Krasnodar, 30 January – Yug Times. Prof. Vladimir Runov, Dean of the Faculty of Television and Radio Broadcasting, Krasnodar State Institute of Culture, and a master of Kuban journalism, unveils the hidden pages of the history of a Russian warship.Last week, Russian and international media were giving detailed reports of Russia’s Pytlivy frigate’s shadowing USS Donald Cook that had entered the Black Sea waters. However, few would remember that in the early 1990s Kuban people had given a new lease of life to the warship. Vladimir Runov recalls:
“In 1991, I worked as press secretary of then Krasnodar Mayor Valeri Samoilenko. One day, he summoned us to inform that he had attended a session of the City Duma, where a Black Sea Fleet officer came and asked to render them some material aid, because they were dangerously close to
“Mayor affirmed: ‘We are the nearest region to Crimea, and, as their neighbours, we must help the fleet.’
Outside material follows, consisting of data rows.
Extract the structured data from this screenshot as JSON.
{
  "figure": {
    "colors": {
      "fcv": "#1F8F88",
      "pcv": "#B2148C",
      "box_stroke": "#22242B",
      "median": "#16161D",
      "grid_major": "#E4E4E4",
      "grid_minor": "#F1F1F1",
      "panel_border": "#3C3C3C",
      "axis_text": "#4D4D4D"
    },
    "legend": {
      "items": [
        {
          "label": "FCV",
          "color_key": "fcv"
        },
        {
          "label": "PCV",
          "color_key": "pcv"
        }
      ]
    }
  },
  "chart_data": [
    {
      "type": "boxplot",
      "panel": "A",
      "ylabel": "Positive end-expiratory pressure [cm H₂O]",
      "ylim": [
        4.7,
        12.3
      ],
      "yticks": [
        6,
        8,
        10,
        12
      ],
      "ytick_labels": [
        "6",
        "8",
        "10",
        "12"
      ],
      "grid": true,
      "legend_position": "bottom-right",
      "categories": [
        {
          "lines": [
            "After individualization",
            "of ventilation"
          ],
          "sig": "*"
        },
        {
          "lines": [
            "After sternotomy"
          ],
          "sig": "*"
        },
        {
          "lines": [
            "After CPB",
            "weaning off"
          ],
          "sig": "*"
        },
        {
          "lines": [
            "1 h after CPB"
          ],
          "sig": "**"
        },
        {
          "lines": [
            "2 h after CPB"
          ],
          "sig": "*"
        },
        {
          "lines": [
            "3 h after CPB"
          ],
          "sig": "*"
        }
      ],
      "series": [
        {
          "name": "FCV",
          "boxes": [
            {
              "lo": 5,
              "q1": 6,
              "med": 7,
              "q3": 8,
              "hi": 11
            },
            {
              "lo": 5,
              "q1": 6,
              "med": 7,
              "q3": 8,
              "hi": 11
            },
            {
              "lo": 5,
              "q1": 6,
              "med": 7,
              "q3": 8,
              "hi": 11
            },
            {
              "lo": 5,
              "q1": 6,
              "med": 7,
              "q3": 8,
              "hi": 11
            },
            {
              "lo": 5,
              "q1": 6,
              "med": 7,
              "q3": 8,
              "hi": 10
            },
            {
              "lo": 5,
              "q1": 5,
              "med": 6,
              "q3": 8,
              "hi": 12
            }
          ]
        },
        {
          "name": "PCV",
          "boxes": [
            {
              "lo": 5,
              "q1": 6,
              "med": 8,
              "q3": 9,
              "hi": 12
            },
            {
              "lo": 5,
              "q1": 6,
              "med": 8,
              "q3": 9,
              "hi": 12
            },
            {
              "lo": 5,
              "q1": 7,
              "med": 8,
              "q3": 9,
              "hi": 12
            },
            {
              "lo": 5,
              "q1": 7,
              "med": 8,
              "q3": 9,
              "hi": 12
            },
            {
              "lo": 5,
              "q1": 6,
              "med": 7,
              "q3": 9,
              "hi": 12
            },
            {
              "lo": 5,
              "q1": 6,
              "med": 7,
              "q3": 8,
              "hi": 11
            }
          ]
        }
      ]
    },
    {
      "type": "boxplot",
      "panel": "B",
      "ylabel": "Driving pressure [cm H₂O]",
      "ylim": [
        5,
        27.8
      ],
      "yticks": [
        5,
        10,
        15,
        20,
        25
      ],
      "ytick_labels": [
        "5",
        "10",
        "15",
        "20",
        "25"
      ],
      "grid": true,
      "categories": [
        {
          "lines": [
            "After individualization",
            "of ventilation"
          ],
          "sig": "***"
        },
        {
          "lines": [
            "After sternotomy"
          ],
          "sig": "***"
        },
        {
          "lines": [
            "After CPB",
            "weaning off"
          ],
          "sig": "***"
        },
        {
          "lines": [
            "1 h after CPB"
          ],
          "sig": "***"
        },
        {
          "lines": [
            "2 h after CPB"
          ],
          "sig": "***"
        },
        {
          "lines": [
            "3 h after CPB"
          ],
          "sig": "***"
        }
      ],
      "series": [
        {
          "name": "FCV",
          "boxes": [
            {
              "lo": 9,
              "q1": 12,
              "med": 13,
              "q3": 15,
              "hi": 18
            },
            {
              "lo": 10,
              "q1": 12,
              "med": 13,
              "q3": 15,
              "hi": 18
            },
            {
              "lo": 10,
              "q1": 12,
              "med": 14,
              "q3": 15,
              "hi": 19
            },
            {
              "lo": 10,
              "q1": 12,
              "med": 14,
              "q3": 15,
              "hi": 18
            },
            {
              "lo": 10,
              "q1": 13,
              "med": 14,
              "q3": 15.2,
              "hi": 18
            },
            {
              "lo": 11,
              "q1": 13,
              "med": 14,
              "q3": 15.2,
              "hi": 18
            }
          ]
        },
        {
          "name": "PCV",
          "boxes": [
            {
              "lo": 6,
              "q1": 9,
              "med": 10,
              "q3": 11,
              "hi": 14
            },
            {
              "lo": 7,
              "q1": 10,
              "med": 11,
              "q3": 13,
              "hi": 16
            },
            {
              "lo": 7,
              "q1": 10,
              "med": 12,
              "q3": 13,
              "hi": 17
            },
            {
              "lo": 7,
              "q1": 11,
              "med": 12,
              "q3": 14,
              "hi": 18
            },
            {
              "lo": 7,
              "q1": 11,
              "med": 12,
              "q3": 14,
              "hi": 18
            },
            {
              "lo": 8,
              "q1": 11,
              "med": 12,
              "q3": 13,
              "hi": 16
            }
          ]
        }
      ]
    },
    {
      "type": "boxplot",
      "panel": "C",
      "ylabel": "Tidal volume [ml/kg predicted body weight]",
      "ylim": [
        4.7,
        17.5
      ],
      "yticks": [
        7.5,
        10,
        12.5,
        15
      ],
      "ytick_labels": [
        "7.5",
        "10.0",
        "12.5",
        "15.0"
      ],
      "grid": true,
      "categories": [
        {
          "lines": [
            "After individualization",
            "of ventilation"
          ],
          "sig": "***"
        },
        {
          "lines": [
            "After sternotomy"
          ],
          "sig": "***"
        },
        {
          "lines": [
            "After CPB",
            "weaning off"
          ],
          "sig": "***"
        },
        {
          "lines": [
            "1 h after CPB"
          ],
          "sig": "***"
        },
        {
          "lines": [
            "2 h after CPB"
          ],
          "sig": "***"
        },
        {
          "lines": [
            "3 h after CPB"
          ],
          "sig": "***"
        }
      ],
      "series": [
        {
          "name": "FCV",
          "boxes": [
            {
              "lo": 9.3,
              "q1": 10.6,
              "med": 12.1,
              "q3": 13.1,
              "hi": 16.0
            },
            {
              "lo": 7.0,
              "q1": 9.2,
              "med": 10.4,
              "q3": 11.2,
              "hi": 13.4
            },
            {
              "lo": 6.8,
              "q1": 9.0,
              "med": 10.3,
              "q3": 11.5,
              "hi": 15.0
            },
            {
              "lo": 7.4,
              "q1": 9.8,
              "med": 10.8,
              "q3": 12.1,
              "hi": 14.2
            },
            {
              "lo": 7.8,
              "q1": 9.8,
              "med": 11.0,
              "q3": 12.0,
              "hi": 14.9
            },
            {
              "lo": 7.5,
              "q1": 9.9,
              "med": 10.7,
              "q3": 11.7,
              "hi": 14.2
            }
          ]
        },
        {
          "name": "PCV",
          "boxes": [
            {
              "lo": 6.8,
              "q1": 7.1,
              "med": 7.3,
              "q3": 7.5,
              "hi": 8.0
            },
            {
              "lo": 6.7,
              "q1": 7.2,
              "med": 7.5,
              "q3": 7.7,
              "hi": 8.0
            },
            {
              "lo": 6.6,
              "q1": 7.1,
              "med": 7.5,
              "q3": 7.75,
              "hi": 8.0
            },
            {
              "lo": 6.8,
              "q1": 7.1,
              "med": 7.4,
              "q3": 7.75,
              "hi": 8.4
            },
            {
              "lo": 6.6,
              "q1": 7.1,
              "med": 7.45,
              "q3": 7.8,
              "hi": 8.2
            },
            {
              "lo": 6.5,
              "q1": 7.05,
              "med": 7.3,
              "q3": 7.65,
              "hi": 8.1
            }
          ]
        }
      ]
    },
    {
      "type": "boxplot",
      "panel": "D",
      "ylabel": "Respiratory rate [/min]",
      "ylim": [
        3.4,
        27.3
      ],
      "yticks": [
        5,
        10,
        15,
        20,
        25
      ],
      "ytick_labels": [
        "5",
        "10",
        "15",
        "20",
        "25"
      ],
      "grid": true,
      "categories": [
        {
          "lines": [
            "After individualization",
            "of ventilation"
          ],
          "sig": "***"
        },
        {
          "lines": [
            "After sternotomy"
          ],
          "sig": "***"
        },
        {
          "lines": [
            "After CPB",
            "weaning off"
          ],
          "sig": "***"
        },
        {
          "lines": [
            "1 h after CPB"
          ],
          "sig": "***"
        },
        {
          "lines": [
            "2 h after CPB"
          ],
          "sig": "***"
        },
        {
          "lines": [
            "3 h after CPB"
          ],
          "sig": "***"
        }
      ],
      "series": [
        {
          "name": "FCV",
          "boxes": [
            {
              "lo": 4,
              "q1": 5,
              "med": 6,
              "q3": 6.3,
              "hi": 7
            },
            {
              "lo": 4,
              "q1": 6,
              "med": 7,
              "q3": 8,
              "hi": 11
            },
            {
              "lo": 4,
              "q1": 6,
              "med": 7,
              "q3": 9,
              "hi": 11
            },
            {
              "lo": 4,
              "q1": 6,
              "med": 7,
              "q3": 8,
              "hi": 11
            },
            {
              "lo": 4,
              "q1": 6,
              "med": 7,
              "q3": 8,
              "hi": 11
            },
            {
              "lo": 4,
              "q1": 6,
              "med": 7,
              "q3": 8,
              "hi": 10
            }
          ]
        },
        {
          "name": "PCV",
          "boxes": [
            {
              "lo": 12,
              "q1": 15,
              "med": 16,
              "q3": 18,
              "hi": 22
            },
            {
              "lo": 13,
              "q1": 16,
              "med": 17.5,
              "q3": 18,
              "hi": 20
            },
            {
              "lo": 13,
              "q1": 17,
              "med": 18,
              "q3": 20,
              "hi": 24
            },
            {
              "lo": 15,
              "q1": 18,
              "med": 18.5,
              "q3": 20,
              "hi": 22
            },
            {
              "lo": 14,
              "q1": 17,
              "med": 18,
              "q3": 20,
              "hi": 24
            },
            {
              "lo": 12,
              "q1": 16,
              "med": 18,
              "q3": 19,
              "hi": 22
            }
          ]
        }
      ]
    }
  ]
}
“Then I was sent to Sevastopol - together with Yuri Diachenko, now a deputy of the Krasnodar City Duma, and Aleksandr Dzheus, now a deputy of the regional Legislative Assembly and Director of Orlionok (Eaglet) Children’s Camp.
“We met the naval commanders who backed our initiative and suggested that [the Krasnodar region] take Pytlivy destroyer leader under patronage. “Upon coming back to Krasnodar, we told Valeri Samoilenko about the conditions Russian sailors lived and worked in. The following day, Mayor held a meeting with directors of [local] enterprises. Many of them at once took up the call to help the fleet. “Second time, we went to Sevastopol with two trucks, stuffed with food, clothing, articles of personal hygiene and even household appliances.
“Following Krasnodar’s example, nearly all Kuban cities and stanitsas (Cossack villages) took other warships under their patronage. We were helping the sailors until 1995, until the government resumed the systematic allocation of money for the navy.”